Things were looking up for a bit, as both gaming tribes in the state came out in support of iGaming. Having Mohegan Sun and Foxwoods on board is big, but time ran out on Connecticut. House leaders indicated that any gaming bills were unlikely to pass until the East Windsor situation is sorted out.
Federal changes have kept the state on this list for now, though. The US Supreme Court decision to allow states to regulate sports betting has sparked some chatter in the capital. Gov. Dannel Malloy says he wants to call lawmakers into a special session this spring to revisit sports betting.
It’s at least possible, though unlikely, that iGaming could be part of a special session.
Momentum status: Treading water (last updated May 2)
The lowdown: There are plenty of vehicles for gaming expansions in the state, including the possibility of an omnibus gaming bill that hasn’t surfaced yet. There are no less than five standalone sports betting bills in play, too. But sources in Springfield tell us passing any gaming bill is going to be a reach in an election year.
Illinois burst onto the scene as a real contender to legalize online gambling in 2017, when the Senate easily and surprisingly approved a bill. The House didn’t vote on the legislation, and slim hopes of something happening late in 2017 came and went.
The conversation has seemingly shifted to sports betting in 2018, so the omnibus route may be the most direct path for Illinois to pursue expansion in the short term.
Momentum status: Treading water (last updated April 26)
The lowdown: A over-arching gaming bill that appears to allow for online gambling surfaced this year. More here. The bill’s focus, however, is daily fantasy sports. A hearing was held on the bill in February. But since then, it’s been largely crickets.
The gaming commission in Massachusetts remains one of the most up-to-speed organizations when it comes to new forms of gaming. The latest example: It’s now preparing for the possibility of sports betting.
According to the Boston Globe, a panel currently studying online gambling is slated to issue recommendations this summer.
Momentum status: Treading water (last updated May 21)
The lowdown: A House committee approved an online gambling bill at the end of 2017 and added online sports betting to the mix. The bill has yet to reappear in 2018, but we’re aware of significant movement beneath the surface.
Rep. Brandt Iden voiced plans to amend his bill and push for a vote this session. Although the state’s three commercial casinos support the bill, they’re not the only interests involved.
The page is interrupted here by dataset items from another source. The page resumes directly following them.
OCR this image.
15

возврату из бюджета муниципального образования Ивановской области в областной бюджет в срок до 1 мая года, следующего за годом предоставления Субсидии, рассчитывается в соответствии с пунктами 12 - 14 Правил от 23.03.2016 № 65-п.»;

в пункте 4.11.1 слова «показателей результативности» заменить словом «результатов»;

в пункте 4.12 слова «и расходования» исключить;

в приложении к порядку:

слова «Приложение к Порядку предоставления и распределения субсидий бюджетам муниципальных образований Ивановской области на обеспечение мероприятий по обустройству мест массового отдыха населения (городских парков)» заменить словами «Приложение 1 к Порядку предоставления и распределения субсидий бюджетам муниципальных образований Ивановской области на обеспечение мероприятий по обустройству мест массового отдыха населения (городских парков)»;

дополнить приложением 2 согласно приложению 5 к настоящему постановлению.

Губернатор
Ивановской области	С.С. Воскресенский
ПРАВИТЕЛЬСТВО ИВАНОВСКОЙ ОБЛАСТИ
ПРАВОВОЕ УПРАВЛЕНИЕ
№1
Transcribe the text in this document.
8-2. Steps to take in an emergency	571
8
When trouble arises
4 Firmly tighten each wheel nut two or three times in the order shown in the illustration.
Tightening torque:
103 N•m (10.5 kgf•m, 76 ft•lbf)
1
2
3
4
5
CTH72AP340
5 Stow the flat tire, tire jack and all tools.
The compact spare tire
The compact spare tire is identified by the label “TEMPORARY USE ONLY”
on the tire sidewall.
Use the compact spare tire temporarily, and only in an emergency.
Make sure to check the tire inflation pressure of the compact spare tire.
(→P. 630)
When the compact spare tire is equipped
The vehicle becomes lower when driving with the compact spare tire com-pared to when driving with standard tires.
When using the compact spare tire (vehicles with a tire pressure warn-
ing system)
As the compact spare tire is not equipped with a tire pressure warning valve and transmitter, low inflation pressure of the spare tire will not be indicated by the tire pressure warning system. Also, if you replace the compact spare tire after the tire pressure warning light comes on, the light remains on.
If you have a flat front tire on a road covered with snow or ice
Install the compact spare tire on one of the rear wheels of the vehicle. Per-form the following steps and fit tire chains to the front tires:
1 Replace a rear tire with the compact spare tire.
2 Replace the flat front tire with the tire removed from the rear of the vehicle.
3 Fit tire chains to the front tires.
Native American gaming tribes back expansion as a concept, but they did not give full support to the original bill as written.
In mid-May, Iden released a draft of his updated proposal. The legislature is set to adjourn on June 21, and whether or not the bill comes up for discussion seems to be a coin flip right now. Some lingering debate remains over the legality of online gambling under Michigan’s constitution.
Momentum status: It’s complicated (last updated May 24)
The lowdown: Assemblyman Clyde Vanel has become the primary voice of optimism in New York, having predicted support for online gambling to snowball in recent months. He was right.
Assemblyman Gary Pretlow says he’s signed almost 60 co-sponsors onto his standalone bill, falling a bit short of his target. He’s asked Assembly Speaker Carl Heastie to help push the bill to a vote before the session ends, but there’s no clear sense of progress at the moment.
The Senate approved online poker last year, but it must do so again to send its pending legislation to the Assembly. With a budget deficit in play, will this be the year New York gets online poker done?